What readers should know

If you are a maintainer of a Python package with native extensions, you can now add WASM support using cibuildwheel and configure your CI to compile for the pyemscripten_2026_0_wasm32 platform. The Pyodide documentation and the luau-wasm example are good starting points.

If you are a Pyodide user, you will soon be able to install many more packages directly from PyPI without custom builds. Just make sure you are using Pyodide 314.0 or later.

"Moving forward, package maintainers can simply build and publish Pyodide wheels to PyPI, just as they do for native wheels on Linux, macOS, or Windows." — Pyodide 314.0 announcement

Limitations and considerations

Although this is a major step forward, not all packages will benefit immediately.
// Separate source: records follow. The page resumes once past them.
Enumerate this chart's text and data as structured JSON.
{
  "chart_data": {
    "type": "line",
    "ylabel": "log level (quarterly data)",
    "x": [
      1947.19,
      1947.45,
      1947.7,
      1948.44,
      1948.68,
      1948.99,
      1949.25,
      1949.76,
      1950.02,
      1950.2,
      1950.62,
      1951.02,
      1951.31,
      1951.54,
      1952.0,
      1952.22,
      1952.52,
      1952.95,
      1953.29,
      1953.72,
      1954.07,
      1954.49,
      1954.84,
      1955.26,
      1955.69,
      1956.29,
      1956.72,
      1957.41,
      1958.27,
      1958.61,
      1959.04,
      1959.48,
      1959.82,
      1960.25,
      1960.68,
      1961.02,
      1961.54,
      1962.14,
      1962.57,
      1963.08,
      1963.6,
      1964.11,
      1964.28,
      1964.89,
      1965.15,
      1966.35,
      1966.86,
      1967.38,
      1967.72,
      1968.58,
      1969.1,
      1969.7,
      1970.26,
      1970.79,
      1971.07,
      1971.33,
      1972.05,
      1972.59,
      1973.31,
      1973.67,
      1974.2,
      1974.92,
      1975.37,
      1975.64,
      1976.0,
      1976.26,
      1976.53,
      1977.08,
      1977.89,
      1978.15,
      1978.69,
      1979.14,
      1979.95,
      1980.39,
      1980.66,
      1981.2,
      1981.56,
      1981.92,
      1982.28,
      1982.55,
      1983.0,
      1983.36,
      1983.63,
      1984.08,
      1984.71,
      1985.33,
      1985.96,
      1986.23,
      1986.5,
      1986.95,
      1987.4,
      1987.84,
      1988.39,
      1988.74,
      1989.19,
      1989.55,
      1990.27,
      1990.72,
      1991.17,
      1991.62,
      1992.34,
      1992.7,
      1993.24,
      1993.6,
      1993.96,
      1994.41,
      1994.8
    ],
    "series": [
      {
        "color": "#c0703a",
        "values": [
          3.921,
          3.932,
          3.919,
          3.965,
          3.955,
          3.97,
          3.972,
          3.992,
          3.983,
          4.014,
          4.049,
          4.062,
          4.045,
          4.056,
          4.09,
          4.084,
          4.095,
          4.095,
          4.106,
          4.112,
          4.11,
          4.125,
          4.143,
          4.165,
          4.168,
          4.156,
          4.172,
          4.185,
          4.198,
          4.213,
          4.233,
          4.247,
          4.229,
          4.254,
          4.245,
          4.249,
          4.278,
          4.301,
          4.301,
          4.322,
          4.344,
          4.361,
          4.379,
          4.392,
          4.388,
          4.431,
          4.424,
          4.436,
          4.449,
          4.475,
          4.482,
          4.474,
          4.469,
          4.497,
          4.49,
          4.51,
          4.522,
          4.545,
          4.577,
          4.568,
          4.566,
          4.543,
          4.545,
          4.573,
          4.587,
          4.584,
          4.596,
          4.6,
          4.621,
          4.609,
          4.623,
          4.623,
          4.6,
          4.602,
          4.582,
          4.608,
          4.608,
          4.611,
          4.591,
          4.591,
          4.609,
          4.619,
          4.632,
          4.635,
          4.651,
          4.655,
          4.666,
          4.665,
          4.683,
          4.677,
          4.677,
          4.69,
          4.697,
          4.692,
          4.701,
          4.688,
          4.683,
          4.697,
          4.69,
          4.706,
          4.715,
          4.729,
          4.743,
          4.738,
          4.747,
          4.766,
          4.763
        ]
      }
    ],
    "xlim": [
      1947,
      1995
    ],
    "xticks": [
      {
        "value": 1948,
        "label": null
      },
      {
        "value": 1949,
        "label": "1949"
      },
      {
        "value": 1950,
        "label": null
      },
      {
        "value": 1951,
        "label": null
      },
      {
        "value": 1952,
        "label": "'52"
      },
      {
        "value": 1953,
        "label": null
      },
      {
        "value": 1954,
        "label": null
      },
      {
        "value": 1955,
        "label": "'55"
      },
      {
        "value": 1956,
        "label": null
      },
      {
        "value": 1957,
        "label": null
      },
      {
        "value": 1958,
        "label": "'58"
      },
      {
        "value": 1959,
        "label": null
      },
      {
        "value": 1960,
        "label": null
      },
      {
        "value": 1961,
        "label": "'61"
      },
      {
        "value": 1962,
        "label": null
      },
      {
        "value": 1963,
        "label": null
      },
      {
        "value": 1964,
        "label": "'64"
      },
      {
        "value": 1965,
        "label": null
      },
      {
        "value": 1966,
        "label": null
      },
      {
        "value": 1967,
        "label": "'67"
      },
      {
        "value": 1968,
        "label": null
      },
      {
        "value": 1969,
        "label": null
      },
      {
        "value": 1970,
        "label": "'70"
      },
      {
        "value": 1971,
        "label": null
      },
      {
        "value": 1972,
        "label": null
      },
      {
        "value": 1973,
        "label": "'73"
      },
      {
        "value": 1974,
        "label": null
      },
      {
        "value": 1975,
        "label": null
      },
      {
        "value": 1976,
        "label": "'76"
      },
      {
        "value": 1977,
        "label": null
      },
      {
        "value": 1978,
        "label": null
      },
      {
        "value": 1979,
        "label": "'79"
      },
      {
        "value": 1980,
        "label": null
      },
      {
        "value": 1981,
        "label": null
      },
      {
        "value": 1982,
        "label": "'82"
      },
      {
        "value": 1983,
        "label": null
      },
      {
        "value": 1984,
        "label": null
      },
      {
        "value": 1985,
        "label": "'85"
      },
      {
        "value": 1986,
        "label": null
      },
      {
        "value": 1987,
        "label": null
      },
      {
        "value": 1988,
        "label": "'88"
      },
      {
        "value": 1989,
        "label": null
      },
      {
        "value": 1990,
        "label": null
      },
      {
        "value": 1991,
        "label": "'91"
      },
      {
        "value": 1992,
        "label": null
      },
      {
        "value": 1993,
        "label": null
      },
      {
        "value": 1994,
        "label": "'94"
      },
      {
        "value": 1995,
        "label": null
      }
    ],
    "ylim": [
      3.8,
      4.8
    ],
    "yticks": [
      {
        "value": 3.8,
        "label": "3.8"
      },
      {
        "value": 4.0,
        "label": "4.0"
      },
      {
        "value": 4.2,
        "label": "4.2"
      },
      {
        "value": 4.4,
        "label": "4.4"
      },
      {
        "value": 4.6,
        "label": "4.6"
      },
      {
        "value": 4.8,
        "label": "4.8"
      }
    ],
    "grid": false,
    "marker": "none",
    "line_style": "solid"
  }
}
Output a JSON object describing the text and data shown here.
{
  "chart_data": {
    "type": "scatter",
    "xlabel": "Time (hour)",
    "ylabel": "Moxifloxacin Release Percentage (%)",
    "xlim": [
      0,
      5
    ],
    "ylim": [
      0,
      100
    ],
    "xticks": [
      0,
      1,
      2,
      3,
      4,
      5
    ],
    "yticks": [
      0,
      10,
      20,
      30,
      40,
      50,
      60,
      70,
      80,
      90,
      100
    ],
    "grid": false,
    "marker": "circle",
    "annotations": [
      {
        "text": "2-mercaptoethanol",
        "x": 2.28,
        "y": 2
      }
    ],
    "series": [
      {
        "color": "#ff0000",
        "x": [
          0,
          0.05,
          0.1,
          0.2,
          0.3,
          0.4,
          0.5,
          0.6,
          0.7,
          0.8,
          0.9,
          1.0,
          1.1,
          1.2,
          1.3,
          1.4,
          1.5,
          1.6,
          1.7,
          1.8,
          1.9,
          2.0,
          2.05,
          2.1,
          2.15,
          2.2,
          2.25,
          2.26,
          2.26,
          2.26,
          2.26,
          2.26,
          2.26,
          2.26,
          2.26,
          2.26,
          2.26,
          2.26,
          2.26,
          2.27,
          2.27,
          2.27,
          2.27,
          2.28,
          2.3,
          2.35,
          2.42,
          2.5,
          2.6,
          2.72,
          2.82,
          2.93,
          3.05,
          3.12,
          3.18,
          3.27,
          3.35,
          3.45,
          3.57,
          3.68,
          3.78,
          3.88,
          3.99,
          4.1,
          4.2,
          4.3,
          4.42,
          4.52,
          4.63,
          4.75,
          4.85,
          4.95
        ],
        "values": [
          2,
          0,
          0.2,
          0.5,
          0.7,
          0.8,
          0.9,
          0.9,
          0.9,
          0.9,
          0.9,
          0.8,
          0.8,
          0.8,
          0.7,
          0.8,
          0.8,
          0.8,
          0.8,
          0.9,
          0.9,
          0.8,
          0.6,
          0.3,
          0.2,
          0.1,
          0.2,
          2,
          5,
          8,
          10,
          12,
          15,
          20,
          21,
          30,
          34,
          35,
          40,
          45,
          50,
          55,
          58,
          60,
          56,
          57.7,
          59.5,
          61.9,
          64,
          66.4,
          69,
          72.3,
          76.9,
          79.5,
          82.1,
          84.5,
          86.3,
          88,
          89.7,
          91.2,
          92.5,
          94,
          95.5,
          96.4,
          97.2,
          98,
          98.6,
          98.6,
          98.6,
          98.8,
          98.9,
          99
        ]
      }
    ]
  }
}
Extensions that depend on system libraries (such as OpenGL or networking libraries) may not be compatible with WASM. Additionally, performance in the browser is still limited by the WASM sandbox, though it is sufficient for many use cases.

The cross-compilation process can be complex for packages with deep native dependencies, but tools like cibuildwheel and Emscripten simplify the task.

Conclusion

The publication of WASM wheels on PyPI marks a before and after for Python in the browser. Just as the adoption of many wheels simplified package installation on desktop, this standardization will do the same for the web ecosystem. Pyodide is no longer a niche project and is consolidating as a viable platform for running Python on the client side, with a clear path for any package to become available.